There are an endless number of good boost converters around, but not many can be hand soldered to a board. I would really like to see some like the TPS61092
with SOIC or similar packages. The biggest problem seems to be the heat transport, why most chips have to be mounted flat on the board.
Before using the chip in my project, I created a small test board. Using this board I can test various things. First I liked to test the performance under load. Next I tested if the chip can be hand soldered and finally I tested the final board layout I will use in my project.
Performance
The performance of this chip is really good, producing a very stable output. I designed everything for a load up to 2A with all suggested components from the specification. There will never be a higher load than 0.5A, so I probably could use a smaller coil for the final project.

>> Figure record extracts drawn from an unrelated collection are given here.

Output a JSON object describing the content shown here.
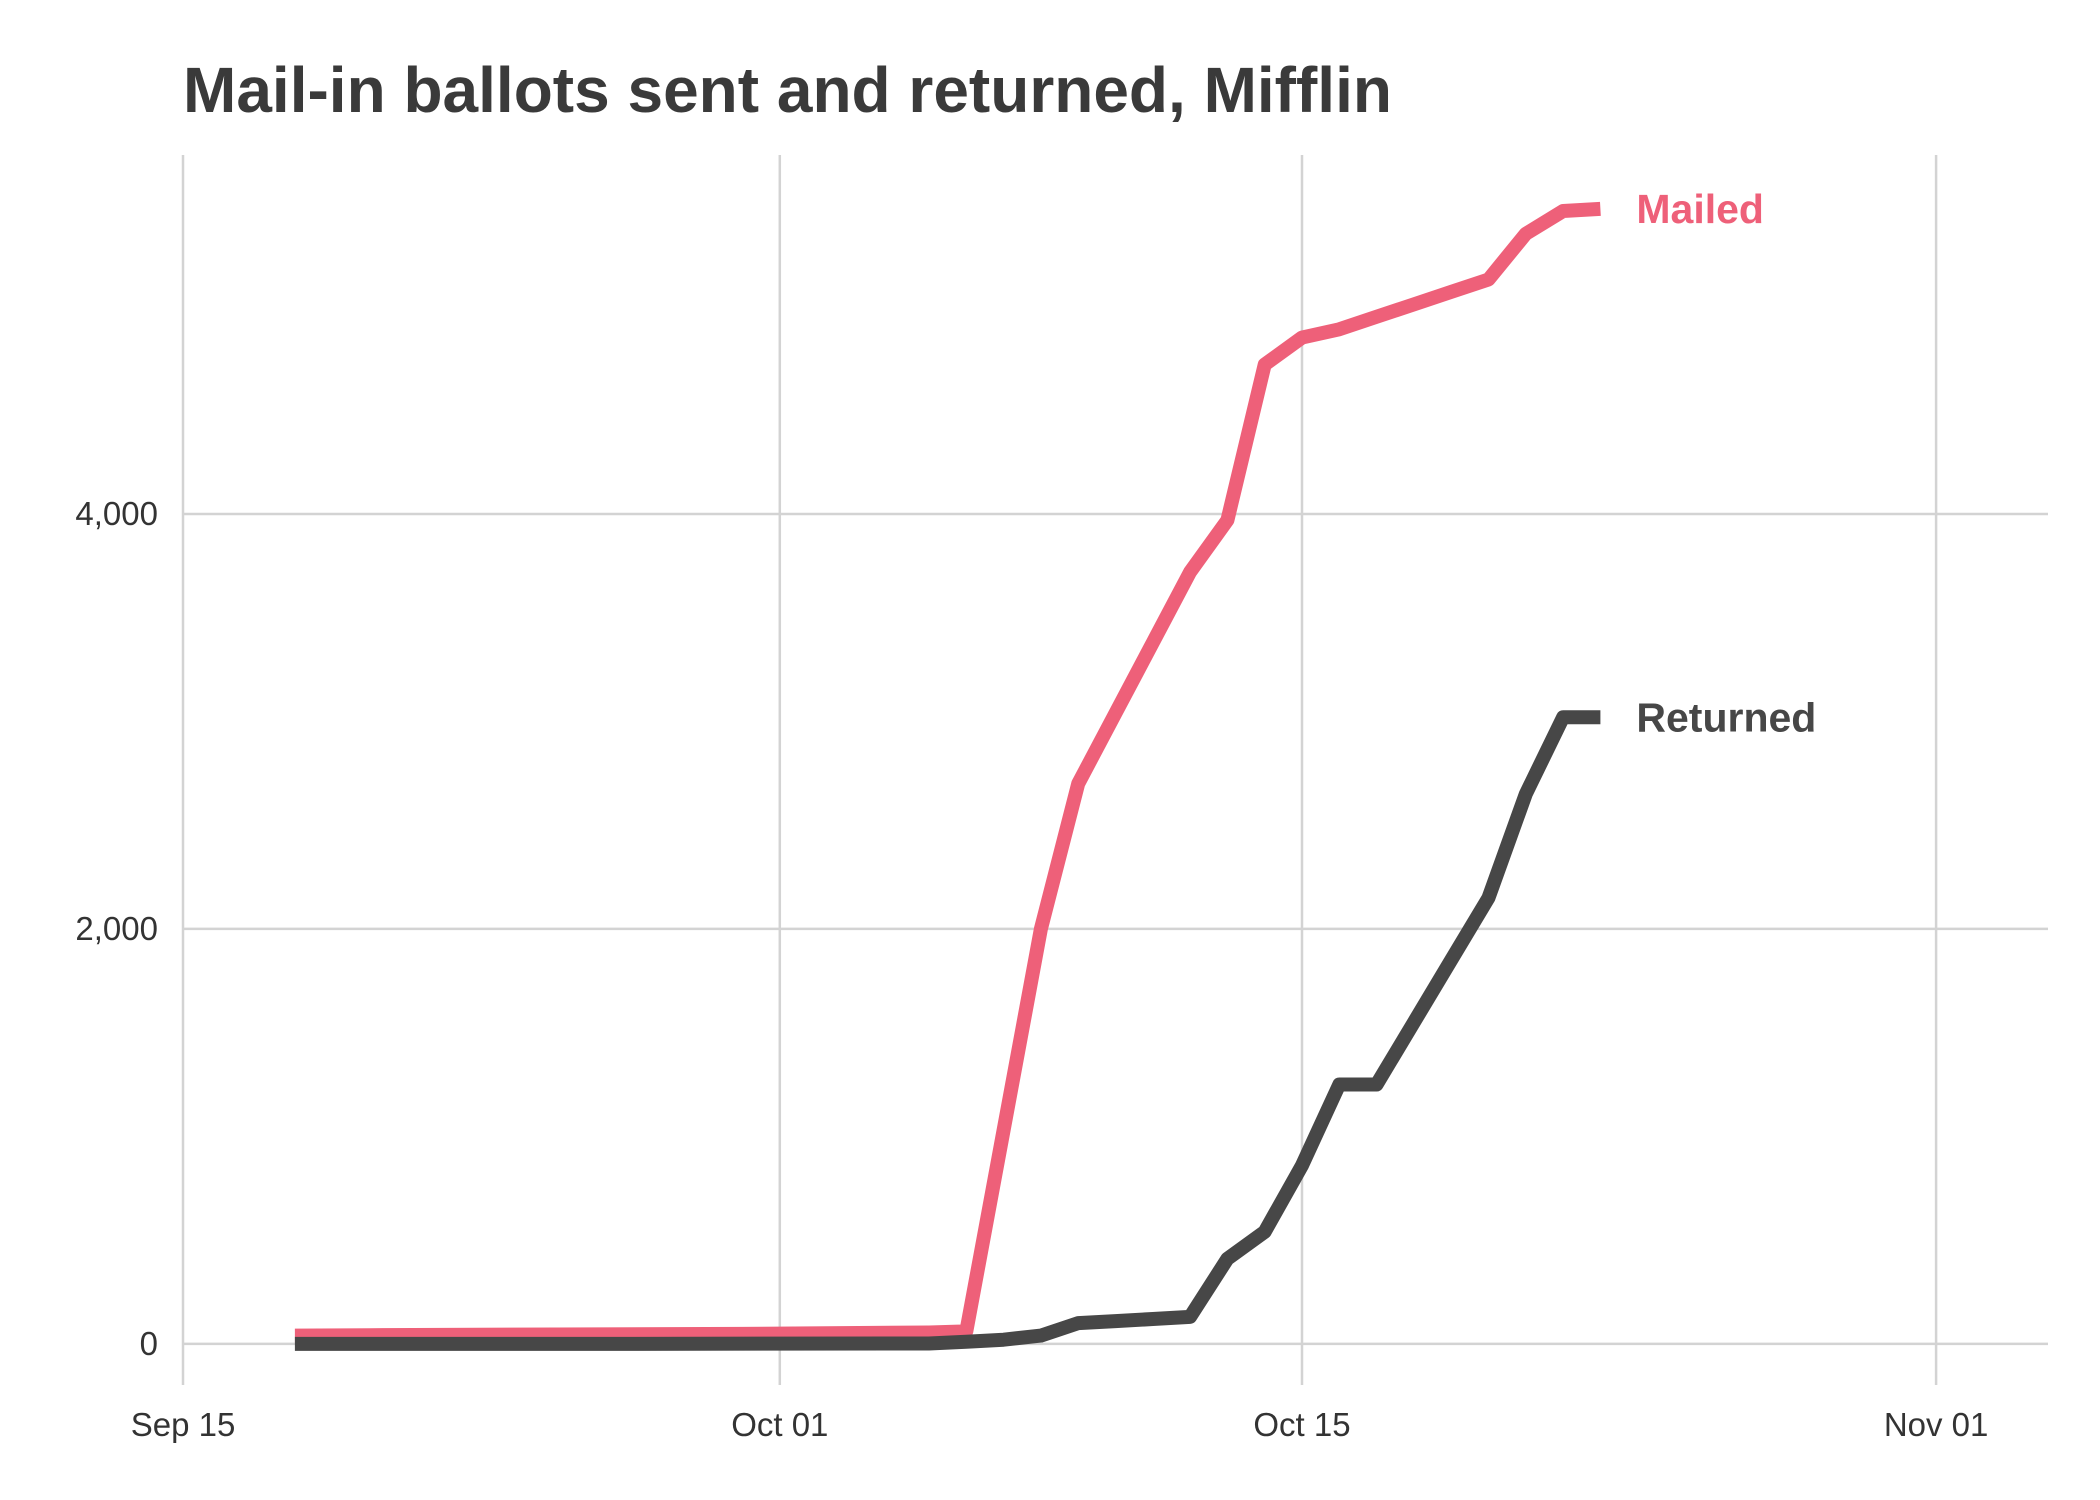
{
  "chart_data": {
    "type": "line",
    "title": "Mail-in ballots sent and returned, Mifflin",
    "xlabel": "",
    "ylabel": "",
    "x_ticks": [
      {
        "date": "2020-09-15",
        "label": "Sep 15"
      },
      {
        "date": "2020-10-01",
        "label": "Oct 01"
      },
      {
        "date": "2020-10-15",
        "label": "Oct 15"
      },
      {
        "date": "2020-11-01",
        "label": "Nov 01"
      }
    ],
    "y_ticks": [
      {
        "value": 0,
        "label": "0"
      },
      {
        "value": 2000,
        "label": "2,000"
      },
      {
        "value": 4000,
        "label": "4,000"
      }
    ],
    "xlim": [
      "2020-09-15",
      "2020-11-04"
    ],
    "ylim": [
      -150,
      5730
    ],
    "grid": true,
    "legend": "direct labels at line ends",
    "series": [
      {
        "name": "Mailed",
        "color": "#ee6079",
        "points": [
          [
            "2020-09-18",
            40
          ],
          [
            "2020-09-20",
            42
          ],
          [
            "2020-09-25",
            45
          ],
          [
            "2020-09-30",
            48
          ],
          [
            "2020-10-05",
            55
          ],
          [
            "2020-10-06",
            60
          ],
          [
            "2020-10-08",
            2000
          ],
          [
            "2020-10-09",
            2700
          ],
          [
            "2020-10-10",
            3040
          ],
          [
            "2020-10-11",
            3380
          ],
          [
            "2020-10-12",
            3720
          ],
          [
            "2020-10-13",
            3970
          ],
          [
            "2020-10-14",
            4720
          ],
          [
            "2020-10-15",
            4850
          ],
          [
            "2020-10-16",
            4890
          ],
          [
            "2020-10-17",
            4950
          ],
          [
            "2020-10-18",
            5010
          ],
          [
            "2020-10-19",
            5070
          ],
          [
            "2020-10-20",
            5130
          ],
          [
            "2020-10-21",
            5350
          ],
          [
            "2020-10-22",
            5460
          ],
          [
            "2020-10-23",
            5470
          ]
        ]
      },
      {
        "name": "Returned",
        "color": "#474747",
        "points": [
          [
            "2020-09-18",
            0
          ],
          [
            "2020-09-25",
            0
          ],
          [
            "2020-10-05",
            2
          ],
          [
            "2020-10-06",
            10
          ],
          [
            "2020-10-07",
            20
          ],
          [
            "2020-10-08",
            40
          ],
          [
            "2020-10-09",
            100
          ],
          [
            "2020-10-10",
            110
          ],
          [
            "2020-10-11",
            120
          ],
          [
            "2020-10-12",
            130
          ],
          [
            "2020-10-13",
            410
          ],
          [
            "2020-10-14",
            540
          ],
          [
            "2020-10-15",
            860
          ],
          [
            "2020-10-16",
            1250
          ],
          [
            "2020-10-17",
            1250
          ],
          [
            "2020-10-18",
            1550
          ],
          [
            "2020-10-19",
            1850
          ],
          [
            "2020-10-20",
            2150
          ],
          [
            "2020-10-21",
            2650
          ],
          [
            "2020-10-22",
            3020
          ],
          [
            "2020-10-23",
            3020
          ]
        ]
      }
    ]
  }
}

Running under 0.5A load from 3.3V for over half an hour, the chip stays quite cold. Even in my case, where the chip bottom is not directly soldered to the board, it seems to be able to transfer the heat into the board. This is nicely visible in the thermal image of the board.
The Board
The board was produced by OSH Park in a good quality. If you like to experiment with this chip, you can order this board very cheap at OSH Park using the following link.
You can find the BOM for this board here. The resistor R2
and LED1
are optional, all other components are required for the power converter to work.
IC1 Texas Instruments TPS61092RSAR L1 Panasonic ETQ-P3M6R8KVP LED1 Bivar SM0805GCL R1 KOA Speer RK73H2ATTD3303F R2 KOA Speer RK73H2ATTDD4701F C1 Vishay VJ0805G106KXQTW1BC C2 Vishay VJ0805V104ZXJCW1BC C3 Vishay VJ0805V225MXJTW1BC C4 AVX TAJC107K010TNJ
I routed all pins of the board to the connectors, so you can also test the battery level detection of the chip if you like. The image below shows the schema for this very simple board:
The schema lacks the correct labels for the connectors, see the silkscreen on the bottom of the board to see the meanings of the connectors.
The board looks great, especially the silk screen is incredible precise. All these labels are only 1mm in height. There is just a small misalignment between the copper layer and the solder mask (<0.05mm).
Soldering
Hand soldering this chip is no pleasant experience, nevertheless it is feasible. I designed the board to make hand soldering possible, keeping the connections between the pin pads of the chip to the copper fills small. This allows the solder iron to heat up the pad fast enough to melt the solder quickly.
I did all the chip soldering under a microscope, using additional flux to make sure the solder quickly connected to the chip pads.
All other components are very simple to solder. The pads for the capacitor C4
are a little bit too small for hand soldering, you have to center this capacitor carefully.
If you have questions, miss some information or just have any feedback, feel free to add a comment below.
Have fun!
Doing reflow in a toaster oven or hot plate, or just getting a cheap hot air tool, is really not a big deal. But, if insistent on not using one of those, you can simply expose a small bit of the copper pad on the back side of the PCB so that it’s solderable. Add solder to saturate the vias and have a bit of excess on both sides, including a slight “bump” on component side, then flux it, place and hold the chip aligned and apply the iron to the backside to reflow the solder through the board. When the bump reflows fully, the chip will sit down on the board. Yes, it’s a little tricky, but it allows doing assembly or rework with no special tools. Of course, for removal you still may need hot air, but some removal alloy or careful use of a standard heat gun can help.
Hi John,
I use hot air for soldering a lot. It is indeed no big deal and especially for chips, I prefer hot air soldering over hand soldering.
For a current project, I just like to create it in a way, people can build it with a solder iron. This is the reason why I search for a solution which can be hand soldered.
You idea is very nice, I just recently found a design with a “large” hole under a similar chip, which is just filled with solder. I will have to try this with another test board.